Exports remain the backbone of the system, absorbing around 85% of national production. In 2025, overseas sales reached €11.5 billion (12-month projections), limiting the value decline to -1.1%.
An analysis of market geography reveals a divided world. On one hand, the European Union—based on official Istat data for the first 10 months of the year—showed encouraging vitality, growing both in value (+1.9%) and volume (+7.6%), with strong performances in nearby markets.
On the other hand, non-EU markets recorded an average value contraction of -3.3%. In the Far East, sales collapsed by -18%. China, in particular, posted a -23.4% drop in value, affected by a crisis of consumer confidence and changing luxury purchasing habits.

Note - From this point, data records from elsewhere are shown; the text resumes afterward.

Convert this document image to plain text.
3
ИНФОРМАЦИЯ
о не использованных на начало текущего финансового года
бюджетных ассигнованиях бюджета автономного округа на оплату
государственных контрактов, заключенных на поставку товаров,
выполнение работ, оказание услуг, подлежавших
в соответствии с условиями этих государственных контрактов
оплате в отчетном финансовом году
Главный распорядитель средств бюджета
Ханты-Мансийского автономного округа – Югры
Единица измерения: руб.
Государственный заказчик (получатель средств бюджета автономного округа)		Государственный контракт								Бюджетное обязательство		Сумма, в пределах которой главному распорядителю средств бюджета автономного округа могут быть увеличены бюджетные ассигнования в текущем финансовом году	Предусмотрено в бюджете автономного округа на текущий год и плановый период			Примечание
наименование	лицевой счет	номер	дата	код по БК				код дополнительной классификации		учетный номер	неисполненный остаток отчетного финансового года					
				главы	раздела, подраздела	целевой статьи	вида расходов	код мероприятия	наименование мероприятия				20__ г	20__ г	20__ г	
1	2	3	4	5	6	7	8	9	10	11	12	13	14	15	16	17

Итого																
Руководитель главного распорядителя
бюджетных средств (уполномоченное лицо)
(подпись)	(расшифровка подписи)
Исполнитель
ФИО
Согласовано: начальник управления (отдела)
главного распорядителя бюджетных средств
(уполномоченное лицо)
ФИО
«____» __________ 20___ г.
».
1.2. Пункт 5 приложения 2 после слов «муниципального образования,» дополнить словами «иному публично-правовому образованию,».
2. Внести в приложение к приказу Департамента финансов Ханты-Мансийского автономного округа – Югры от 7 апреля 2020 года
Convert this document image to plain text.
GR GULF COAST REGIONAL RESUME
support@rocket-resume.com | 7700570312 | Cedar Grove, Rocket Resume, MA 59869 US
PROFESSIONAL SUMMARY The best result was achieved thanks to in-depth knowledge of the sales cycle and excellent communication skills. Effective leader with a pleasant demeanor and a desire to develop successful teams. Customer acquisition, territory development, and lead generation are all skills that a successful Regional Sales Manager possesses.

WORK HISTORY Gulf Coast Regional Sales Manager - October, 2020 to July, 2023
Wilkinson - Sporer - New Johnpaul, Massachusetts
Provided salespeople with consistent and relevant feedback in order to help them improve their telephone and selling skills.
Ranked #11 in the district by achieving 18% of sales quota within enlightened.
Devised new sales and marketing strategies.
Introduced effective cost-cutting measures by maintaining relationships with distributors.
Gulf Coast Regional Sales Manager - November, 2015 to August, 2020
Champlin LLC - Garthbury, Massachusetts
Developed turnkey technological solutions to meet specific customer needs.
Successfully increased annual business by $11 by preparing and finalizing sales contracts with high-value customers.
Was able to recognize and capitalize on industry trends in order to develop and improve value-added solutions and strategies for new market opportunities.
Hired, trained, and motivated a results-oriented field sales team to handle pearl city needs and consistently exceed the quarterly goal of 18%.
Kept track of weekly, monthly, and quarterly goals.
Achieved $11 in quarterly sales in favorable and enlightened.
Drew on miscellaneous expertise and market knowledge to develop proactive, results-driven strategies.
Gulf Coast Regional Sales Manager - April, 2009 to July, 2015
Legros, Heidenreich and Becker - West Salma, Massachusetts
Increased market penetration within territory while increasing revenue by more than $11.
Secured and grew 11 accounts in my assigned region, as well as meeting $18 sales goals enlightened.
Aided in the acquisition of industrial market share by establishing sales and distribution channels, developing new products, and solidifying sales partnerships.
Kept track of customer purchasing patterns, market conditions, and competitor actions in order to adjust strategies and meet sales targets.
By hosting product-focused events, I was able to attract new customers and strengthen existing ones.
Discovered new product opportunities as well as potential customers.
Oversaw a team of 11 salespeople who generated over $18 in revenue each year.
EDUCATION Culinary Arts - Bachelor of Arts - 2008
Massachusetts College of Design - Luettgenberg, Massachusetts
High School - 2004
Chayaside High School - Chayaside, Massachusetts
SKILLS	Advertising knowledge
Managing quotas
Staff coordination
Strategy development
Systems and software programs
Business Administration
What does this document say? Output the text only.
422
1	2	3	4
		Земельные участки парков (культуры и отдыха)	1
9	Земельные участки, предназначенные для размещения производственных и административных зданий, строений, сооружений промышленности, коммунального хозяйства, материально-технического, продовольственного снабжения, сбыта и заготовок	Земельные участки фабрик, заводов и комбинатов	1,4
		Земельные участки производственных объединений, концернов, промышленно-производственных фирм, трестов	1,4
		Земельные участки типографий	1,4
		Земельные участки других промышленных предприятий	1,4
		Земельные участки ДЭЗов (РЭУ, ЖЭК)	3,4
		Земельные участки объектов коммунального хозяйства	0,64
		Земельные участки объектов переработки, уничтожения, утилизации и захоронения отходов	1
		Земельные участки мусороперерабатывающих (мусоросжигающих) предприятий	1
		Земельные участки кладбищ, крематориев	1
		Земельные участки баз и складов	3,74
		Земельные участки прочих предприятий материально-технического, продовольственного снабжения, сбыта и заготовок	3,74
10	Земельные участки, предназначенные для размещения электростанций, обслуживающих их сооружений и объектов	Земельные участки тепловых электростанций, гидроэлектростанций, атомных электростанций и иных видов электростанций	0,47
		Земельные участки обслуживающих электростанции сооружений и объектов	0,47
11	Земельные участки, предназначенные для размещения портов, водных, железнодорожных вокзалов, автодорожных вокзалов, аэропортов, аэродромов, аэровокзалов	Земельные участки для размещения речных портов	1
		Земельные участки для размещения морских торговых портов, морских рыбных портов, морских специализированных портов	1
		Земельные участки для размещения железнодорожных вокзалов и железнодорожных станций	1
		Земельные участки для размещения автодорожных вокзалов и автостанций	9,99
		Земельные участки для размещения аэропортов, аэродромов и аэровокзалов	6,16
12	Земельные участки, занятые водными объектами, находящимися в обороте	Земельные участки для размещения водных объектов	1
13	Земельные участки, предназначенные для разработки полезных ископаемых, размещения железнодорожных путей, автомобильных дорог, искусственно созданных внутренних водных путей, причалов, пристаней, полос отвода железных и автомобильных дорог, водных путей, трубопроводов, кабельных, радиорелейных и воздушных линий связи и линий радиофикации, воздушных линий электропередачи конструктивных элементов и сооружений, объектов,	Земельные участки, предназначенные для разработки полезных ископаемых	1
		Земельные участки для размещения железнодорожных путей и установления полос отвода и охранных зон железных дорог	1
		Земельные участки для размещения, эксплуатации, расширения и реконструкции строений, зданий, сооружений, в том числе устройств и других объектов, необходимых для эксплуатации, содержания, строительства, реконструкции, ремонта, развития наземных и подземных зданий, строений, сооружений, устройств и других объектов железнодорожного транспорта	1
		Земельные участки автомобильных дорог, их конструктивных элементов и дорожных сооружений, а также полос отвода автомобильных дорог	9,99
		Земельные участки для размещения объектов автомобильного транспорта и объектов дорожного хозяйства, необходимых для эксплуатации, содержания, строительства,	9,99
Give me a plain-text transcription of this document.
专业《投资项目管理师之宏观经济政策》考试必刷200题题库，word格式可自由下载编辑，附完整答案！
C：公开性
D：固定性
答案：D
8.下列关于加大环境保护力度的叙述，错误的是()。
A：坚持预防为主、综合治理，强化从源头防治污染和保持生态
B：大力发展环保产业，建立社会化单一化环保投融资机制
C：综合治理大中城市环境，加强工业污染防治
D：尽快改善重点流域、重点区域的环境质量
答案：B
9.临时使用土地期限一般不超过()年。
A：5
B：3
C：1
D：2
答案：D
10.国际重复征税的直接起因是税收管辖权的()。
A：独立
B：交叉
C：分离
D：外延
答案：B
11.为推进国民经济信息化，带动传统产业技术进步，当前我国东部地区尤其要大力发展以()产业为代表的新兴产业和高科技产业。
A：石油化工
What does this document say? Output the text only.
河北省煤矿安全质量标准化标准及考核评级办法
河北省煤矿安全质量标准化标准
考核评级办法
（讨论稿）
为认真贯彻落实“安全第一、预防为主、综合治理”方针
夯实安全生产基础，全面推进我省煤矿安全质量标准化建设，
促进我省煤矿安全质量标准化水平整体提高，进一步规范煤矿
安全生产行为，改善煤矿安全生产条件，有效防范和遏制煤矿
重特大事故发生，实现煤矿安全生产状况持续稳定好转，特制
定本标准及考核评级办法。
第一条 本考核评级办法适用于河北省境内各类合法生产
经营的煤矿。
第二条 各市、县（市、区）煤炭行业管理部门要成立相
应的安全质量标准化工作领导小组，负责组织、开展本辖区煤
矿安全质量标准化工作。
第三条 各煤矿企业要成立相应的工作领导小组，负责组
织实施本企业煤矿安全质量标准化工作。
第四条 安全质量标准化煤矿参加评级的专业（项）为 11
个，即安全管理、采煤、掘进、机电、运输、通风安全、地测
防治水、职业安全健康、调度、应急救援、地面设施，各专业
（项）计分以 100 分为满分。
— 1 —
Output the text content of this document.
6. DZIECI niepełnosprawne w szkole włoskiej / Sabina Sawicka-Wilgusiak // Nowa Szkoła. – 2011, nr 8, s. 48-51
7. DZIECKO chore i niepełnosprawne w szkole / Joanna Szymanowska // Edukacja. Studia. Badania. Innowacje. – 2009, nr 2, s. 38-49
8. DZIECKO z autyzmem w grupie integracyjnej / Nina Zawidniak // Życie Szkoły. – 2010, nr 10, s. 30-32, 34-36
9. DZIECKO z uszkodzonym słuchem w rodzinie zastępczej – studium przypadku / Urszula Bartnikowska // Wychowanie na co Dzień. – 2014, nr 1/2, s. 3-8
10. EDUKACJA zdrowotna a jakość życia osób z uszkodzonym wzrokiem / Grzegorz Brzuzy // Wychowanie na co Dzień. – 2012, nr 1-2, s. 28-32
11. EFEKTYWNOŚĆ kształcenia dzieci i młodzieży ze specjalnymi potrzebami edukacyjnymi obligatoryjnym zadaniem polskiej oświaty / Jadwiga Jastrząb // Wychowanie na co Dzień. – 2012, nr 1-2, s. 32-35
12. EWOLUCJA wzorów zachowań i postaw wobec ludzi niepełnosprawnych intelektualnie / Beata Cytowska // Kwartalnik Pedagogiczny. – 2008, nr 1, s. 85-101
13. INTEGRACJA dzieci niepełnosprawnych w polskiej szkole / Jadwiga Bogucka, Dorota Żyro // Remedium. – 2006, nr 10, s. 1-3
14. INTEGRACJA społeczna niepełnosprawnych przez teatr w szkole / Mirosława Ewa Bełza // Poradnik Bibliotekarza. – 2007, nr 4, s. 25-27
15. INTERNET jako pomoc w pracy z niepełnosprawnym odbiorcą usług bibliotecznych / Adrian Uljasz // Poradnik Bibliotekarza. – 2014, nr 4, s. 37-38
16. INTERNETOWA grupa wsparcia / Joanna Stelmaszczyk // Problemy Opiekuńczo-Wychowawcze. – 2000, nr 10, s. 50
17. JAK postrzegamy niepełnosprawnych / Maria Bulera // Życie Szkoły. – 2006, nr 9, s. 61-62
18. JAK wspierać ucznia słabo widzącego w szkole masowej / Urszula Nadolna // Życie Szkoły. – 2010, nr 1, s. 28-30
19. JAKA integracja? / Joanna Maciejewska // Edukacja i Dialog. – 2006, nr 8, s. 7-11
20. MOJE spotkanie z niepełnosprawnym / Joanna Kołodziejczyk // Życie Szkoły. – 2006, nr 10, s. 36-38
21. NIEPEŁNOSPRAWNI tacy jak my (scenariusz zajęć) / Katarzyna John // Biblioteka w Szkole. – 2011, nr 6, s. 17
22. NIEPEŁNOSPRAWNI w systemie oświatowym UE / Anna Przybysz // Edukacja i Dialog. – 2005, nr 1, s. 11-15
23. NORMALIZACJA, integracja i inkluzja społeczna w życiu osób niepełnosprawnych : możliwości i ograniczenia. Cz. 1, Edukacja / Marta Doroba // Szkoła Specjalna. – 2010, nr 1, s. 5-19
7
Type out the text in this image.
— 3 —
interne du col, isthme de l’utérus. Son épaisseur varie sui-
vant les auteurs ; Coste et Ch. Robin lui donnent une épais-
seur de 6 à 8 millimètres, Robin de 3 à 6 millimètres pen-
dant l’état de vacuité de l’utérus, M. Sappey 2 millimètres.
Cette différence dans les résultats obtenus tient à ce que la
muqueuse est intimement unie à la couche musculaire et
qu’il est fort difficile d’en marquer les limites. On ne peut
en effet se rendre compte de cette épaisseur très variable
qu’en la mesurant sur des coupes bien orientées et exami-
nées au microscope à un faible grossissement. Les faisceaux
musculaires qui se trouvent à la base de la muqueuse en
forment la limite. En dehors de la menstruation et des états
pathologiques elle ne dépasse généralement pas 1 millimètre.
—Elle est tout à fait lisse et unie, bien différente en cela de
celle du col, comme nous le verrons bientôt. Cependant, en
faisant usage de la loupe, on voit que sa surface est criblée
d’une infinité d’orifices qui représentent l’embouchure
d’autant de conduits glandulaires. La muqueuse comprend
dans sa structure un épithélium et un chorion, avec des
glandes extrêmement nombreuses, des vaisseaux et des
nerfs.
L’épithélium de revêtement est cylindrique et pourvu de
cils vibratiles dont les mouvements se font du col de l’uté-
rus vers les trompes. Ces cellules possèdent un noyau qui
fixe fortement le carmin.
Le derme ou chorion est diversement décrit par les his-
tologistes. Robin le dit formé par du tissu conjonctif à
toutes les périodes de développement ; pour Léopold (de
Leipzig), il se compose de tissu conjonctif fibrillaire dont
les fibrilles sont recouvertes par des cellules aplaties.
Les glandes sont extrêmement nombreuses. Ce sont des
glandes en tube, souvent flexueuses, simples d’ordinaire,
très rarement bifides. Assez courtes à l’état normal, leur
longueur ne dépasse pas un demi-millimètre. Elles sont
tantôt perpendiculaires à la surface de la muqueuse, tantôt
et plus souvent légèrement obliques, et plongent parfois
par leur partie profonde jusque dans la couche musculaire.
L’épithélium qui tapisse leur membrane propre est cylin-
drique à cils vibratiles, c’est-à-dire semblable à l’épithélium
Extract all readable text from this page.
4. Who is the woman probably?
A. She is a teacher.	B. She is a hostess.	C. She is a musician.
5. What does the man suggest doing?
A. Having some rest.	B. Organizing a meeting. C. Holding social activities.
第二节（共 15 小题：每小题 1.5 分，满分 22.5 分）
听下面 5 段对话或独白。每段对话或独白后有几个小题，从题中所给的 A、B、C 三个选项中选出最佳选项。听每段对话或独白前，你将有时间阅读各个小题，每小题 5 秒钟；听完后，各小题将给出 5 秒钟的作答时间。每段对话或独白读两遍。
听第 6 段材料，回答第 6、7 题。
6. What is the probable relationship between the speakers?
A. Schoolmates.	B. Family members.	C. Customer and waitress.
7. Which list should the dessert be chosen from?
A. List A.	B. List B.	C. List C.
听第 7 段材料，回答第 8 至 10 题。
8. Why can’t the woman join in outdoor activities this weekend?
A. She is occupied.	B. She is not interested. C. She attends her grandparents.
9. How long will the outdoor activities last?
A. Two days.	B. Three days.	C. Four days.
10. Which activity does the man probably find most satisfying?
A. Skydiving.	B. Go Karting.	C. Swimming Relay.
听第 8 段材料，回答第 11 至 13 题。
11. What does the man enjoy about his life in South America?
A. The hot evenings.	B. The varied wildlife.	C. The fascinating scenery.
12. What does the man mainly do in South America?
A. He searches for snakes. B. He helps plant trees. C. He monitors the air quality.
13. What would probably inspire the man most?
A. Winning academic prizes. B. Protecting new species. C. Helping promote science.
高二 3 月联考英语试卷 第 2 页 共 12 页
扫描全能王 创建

Conversely, the Middle East showed strong dynamism (+12.9% in value), with the United Arab Emirates (+18.6%) confirming its role as a key hub for high-end products. In the United States, performance was mixed: although the first 10 months closed at +4.4% in value (but -2.4% in volume), the introduction of new customs duties following the USA-EU agreement at the end of July created uncertainty, weighing on short-term prospects.
“At the international level, exports remain our lifeline,” Ceolini adds, “but market geography is changing rapidly. Europe’s resilience and the strong growth of the Middle East only partially offset the worrying slowdown in the Far East, particularly in China. The Chinese market, once the locomotive of luxury, is undergoing a reassessment phase that requires new strategic approaches. At the same time, we are looking at the United States with extreme caution. The introduction of protectionist measures in a key market for our high-end segment adds further uncertainty in an already delicate phase.”
National footwear production in 2025 reached 118.3 million pairs (-5.5%).
On the domestic front, Italian households remain cautious. Spending on footwear rose by just +0.5% while volumes remained stable (-0.1%), indicating that inflation has forced consumers to be more selective in their purchases. The only segment not experiencing difficulties is sports footwear and sneakers, which, with +1.4% in value, is the only category to have fully recovered and exceeded 2019 levels.
Looking ahead, a survey of member companies shows that only a small share of entrepreneurs (13%) expect turnover growth in the first half of 2026, while the majority (52%) foresee stability. The prevailing sentiment suggests that a solid and structural recovery will not materialize before early 2027.
The challenge for companies will therefore be to navigate a transitional 2026, investing in sustainability and innovation to be ready when the recovery takes hold. “We have a crucial year ahead of us,” Ceolini concludes, “in which we must be able to endure, innovate and, above all, protect our supply chain. We are asking institutions for concrete support—not only social safety nets to manage periods of low production, but targeted industrial policies that encourage generational transition and investment in digitalization and sustainability. Italian footwear Made in Italy has all the credentials to continue playing a leading role in global markets.”